The answer lies in something called barrier zones, natural "brakes" built into the ocean floor. Scientists from universities across the US and Canada discovered these zones work like shock absorbers, preventing small tremors from becoming catastrophic quakes.
The Gofar fault sits deep underwater between Ecuador and the Pacific Ocean, where two massive tectonic plates scrape past each other at about 5.5 inches per year. Researchers placed special devices called ocean bottom seismometers directly on the seafloor during two separate experiments in 2008 and 2019.
These instruments captured tens of thousands of tiny earthquakes surrounding two major ones. The data revealed something remarkable: the barrier zones are actually complex networks of small faults that absorb minor shocks before big quakes hit.

Here's where it gets fascinating. When a main quake occurs, seawater rushes deep into the fractured rock around these barrier zones. The fluid causes the rock to expand and lock up, creating pressure changes that stop the earthquake from growing larger.
"These barriers are not just passive features of the landscape," says seismologist Jianhua Gong from Indiana University Bloomington. "They are active, dynamic parts of the fault system."
The Bright Side: While the Gofar fault itself poses no threat to people or cities, this discovery could revolutionize how we understand earthquake zones that do endanger lives. Scientists have noticed similar patterns at underwater faults worldwide, where earthquakes stay smaller than expected given the geological forces at play.

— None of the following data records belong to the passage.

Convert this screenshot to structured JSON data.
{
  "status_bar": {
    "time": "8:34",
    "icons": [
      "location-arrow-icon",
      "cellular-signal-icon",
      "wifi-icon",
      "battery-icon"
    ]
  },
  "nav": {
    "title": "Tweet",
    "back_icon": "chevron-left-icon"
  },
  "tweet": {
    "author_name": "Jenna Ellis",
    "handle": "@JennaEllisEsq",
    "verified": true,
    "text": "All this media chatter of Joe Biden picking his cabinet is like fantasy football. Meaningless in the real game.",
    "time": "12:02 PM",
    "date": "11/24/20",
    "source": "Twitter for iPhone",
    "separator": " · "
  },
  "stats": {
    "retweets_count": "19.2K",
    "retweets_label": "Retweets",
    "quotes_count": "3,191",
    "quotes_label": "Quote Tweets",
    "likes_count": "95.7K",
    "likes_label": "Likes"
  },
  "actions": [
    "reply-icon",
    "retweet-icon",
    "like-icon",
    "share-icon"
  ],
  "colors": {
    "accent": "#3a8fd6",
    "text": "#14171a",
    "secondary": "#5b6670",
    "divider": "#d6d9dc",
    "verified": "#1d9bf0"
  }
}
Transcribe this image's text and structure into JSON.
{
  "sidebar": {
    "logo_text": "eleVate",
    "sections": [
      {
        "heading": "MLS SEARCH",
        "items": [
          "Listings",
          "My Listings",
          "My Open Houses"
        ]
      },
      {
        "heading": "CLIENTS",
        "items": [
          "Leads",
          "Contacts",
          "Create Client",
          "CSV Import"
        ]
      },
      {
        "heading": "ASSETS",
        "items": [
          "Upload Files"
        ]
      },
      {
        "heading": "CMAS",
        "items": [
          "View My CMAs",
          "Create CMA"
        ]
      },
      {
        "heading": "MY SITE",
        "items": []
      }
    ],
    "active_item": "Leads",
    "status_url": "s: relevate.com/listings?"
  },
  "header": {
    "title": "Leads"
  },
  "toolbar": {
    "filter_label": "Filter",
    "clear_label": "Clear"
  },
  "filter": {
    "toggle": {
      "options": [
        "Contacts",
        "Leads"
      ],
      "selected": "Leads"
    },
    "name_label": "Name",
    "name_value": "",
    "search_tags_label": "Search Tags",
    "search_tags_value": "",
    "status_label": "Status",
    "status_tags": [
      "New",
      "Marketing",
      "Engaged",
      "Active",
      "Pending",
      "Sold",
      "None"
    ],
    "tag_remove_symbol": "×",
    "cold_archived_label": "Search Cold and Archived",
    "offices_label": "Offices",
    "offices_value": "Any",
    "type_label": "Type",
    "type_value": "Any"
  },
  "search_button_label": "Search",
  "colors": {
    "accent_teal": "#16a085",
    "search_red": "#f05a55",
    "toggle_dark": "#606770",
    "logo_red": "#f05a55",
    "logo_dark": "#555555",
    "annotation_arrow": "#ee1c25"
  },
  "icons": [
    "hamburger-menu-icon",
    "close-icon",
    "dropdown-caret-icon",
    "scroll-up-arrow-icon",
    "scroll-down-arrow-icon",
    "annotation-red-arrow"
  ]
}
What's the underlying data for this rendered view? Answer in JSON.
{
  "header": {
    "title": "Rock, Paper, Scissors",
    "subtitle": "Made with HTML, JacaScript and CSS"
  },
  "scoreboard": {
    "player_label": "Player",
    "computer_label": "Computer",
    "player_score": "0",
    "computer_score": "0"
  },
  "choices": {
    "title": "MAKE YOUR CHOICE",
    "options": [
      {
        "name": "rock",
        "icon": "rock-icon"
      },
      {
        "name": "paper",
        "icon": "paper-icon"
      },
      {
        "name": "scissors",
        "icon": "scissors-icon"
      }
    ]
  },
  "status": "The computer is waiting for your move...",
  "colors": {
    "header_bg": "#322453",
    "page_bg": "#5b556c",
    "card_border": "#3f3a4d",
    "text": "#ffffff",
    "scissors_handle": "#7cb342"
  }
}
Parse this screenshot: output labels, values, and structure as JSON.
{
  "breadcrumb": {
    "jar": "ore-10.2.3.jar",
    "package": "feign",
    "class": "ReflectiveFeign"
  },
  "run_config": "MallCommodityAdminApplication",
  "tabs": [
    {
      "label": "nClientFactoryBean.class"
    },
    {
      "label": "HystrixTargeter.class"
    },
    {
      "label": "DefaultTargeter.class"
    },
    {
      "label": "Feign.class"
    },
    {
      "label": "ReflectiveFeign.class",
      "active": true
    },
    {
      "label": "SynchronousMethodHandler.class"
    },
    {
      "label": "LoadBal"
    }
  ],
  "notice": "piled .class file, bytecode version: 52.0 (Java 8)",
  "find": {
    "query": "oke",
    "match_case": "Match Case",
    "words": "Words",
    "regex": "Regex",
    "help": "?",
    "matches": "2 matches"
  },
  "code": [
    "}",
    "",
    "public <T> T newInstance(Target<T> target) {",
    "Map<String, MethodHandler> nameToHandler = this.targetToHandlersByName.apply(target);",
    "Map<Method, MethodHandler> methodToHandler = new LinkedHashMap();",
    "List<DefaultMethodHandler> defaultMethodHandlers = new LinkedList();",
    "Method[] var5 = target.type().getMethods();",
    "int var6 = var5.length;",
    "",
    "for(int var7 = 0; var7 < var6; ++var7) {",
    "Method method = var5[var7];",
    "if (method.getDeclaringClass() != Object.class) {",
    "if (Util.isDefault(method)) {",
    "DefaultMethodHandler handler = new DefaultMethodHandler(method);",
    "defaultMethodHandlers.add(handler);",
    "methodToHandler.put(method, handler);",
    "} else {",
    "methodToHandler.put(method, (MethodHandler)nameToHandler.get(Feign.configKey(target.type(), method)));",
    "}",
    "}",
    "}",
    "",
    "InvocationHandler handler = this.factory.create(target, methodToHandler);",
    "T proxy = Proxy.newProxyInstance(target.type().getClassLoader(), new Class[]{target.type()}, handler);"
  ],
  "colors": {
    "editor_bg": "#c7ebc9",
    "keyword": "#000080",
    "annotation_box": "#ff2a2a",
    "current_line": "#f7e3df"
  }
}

Each breakthrough in earthquake science brings us closer to predicting when and where the next big one will strike. Future research might use seafloor drilling to study whether other faults have similar protective barrier zones.
The researchers emphasize that multi-year monitoring projects like theirs are essential for capturing the full story of how earthquakes work. Their findings, published in the journal Science, provide real constraints that can improve computer models predicting earthquake behavior.
Understanding nature's built-in safety mechanisms might just help us build better ones of our own.